Lets say you find a setting you want to set your next DnD campaign in, but it's a setting with no magic. A good half the classes use magic, so so how do your address this? Do you just add magic, just not include wizards? Don't worry too much about the answer. It's a discussion not a actual problem to solve.
5e works beautifully as a low magic or no magic game; it's all I've ever run with it and I frankly see no reason to run it any other way.
Certainly, some assumptions needed to change in my games, and players/PCs need to approach many situations quite differently. But there is a host of literature that approaches settings from this perspective, which can be a great guide.
When I run 5e, I use the Primeval Thule setting as a baseline, integrating aspects of the World of Xoth. It's very Sword & Sorcery, very Conan/Fafhrd & the Mouser esque.
I ban all full casters except warlocks and all magic-using subclasses of other classes. As others have noted, this approach leaves plenty of character class/subclass options. In my games monks are a goblin tradition, which adds some interesting background to any character that wants to follow that path.
I DO allow the Ritual Caster feat, as well as Magic Initiate and the feat chain stemming from it that was in one of the playtest packets. I also add the Ritual tag to Magic Circle (why wasn't it there already?).
Now, I don't go NO magic (obviously from the above), and I still have some magic items, but my approach is that any item with a name (i.e. Flame Tongue) is unique and there is only one of them in the world. More generic items (arrows +1) are non-magical, so they might still provide an attack and damage bonus but do not bypass damage resistance/immunity.

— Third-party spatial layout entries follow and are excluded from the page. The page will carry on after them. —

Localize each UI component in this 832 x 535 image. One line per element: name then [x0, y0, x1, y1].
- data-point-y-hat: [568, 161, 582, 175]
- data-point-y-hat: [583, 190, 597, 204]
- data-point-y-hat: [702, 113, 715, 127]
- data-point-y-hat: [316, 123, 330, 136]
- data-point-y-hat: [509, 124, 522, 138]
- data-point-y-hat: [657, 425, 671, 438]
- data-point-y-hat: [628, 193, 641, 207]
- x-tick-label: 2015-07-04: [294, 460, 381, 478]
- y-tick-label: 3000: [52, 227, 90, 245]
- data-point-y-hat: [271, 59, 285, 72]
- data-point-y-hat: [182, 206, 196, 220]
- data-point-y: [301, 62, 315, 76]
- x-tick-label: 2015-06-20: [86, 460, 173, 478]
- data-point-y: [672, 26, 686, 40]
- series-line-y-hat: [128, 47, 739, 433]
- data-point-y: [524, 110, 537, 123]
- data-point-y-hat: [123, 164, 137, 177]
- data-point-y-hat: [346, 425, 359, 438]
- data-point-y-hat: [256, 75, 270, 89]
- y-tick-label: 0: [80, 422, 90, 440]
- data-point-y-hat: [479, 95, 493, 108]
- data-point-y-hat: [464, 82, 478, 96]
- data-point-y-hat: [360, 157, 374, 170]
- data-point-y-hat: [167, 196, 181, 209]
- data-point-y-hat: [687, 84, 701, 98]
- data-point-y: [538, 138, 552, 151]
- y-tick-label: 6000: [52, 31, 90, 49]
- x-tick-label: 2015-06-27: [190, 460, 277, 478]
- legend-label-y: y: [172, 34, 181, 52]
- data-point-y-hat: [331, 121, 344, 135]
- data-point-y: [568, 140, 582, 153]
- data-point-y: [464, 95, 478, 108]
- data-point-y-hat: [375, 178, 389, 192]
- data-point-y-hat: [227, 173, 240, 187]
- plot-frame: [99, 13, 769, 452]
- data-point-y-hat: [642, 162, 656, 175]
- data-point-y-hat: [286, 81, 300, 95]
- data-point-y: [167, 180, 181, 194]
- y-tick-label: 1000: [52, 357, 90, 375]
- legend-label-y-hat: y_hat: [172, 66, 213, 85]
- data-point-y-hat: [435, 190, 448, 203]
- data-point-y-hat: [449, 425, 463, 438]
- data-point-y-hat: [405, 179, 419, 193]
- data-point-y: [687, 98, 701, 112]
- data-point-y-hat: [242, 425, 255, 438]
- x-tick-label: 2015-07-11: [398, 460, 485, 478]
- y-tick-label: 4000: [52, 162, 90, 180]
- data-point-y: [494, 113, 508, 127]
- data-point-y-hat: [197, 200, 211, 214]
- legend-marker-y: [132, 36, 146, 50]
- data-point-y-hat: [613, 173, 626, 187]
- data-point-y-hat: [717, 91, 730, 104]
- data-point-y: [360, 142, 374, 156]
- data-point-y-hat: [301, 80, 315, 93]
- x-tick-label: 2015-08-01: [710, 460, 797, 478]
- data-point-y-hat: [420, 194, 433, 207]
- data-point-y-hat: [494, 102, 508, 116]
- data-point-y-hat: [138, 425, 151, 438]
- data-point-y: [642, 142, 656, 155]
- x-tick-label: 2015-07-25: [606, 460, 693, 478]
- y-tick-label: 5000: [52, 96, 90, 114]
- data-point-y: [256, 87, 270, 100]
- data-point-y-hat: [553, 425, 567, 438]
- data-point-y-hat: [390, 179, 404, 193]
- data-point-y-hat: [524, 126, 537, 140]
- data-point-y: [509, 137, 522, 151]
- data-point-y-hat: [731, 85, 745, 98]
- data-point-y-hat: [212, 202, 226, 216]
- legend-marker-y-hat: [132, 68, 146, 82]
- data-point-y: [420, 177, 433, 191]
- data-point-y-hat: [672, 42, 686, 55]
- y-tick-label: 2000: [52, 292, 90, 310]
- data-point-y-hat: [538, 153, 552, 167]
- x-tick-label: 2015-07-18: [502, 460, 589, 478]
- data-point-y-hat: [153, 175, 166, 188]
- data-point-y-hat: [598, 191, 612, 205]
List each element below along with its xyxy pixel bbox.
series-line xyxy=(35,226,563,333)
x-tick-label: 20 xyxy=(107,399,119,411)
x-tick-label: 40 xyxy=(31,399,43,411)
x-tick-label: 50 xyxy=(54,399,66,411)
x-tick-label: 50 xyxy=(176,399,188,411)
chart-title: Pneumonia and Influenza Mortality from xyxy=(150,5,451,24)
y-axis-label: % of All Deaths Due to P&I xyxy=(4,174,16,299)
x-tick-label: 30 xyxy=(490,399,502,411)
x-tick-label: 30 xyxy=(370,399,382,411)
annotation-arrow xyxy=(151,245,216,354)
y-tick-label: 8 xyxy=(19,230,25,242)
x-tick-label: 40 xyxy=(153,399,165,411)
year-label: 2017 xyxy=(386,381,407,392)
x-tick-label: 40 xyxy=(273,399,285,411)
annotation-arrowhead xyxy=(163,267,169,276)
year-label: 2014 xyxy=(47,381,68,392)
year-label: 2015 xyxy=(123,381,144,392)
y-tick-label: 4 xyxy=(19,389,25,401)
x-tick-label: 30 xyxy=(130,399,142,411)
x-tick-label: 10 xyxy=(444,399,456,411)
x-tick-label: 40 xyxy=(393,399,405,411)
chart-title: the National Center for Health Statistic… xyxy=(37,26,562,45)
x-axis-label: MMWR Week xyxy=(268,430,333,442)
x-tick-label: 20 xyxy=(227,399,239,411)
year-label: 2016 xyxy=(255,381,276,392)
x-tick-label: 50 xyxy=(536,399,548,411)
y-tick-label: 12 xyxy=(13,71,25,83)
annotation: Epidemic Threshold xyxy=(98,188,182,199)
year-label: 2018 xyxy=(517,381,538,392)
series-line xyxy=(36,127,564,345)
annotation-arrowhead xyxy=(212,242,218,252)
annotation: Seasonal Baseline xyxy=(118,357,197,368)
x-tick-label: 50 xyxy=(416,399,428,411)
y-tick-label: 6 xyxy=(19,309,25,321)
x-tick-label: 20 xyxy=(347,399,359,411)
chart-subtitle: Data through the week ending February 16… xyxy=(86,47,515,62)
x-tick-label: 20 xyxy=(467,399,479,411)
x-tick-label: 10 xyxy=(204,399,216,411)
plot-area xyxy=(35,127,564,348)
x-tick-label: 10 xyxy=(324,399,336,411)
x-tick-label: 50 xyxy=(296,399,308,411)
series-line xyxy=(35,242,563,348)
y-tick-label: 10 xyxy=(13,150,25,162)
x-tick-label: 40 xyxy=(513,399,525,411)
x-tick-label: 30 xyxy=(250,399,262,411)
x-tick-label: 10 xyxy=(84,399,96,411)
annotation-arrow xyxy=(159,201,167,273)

I've run three campaigns this way since 2015, with a total of 11 players, and the campaigns were awesome. The biggest was Tomb of Annihilation, which was also the only "official" one I used in its entirety, and all were roaring successes both in my opinion and according to the players in them
Especially if you've already put a bunch of money I to 5e books, there's absolutely no reason to pick up a different game to do what you want here. It works fine.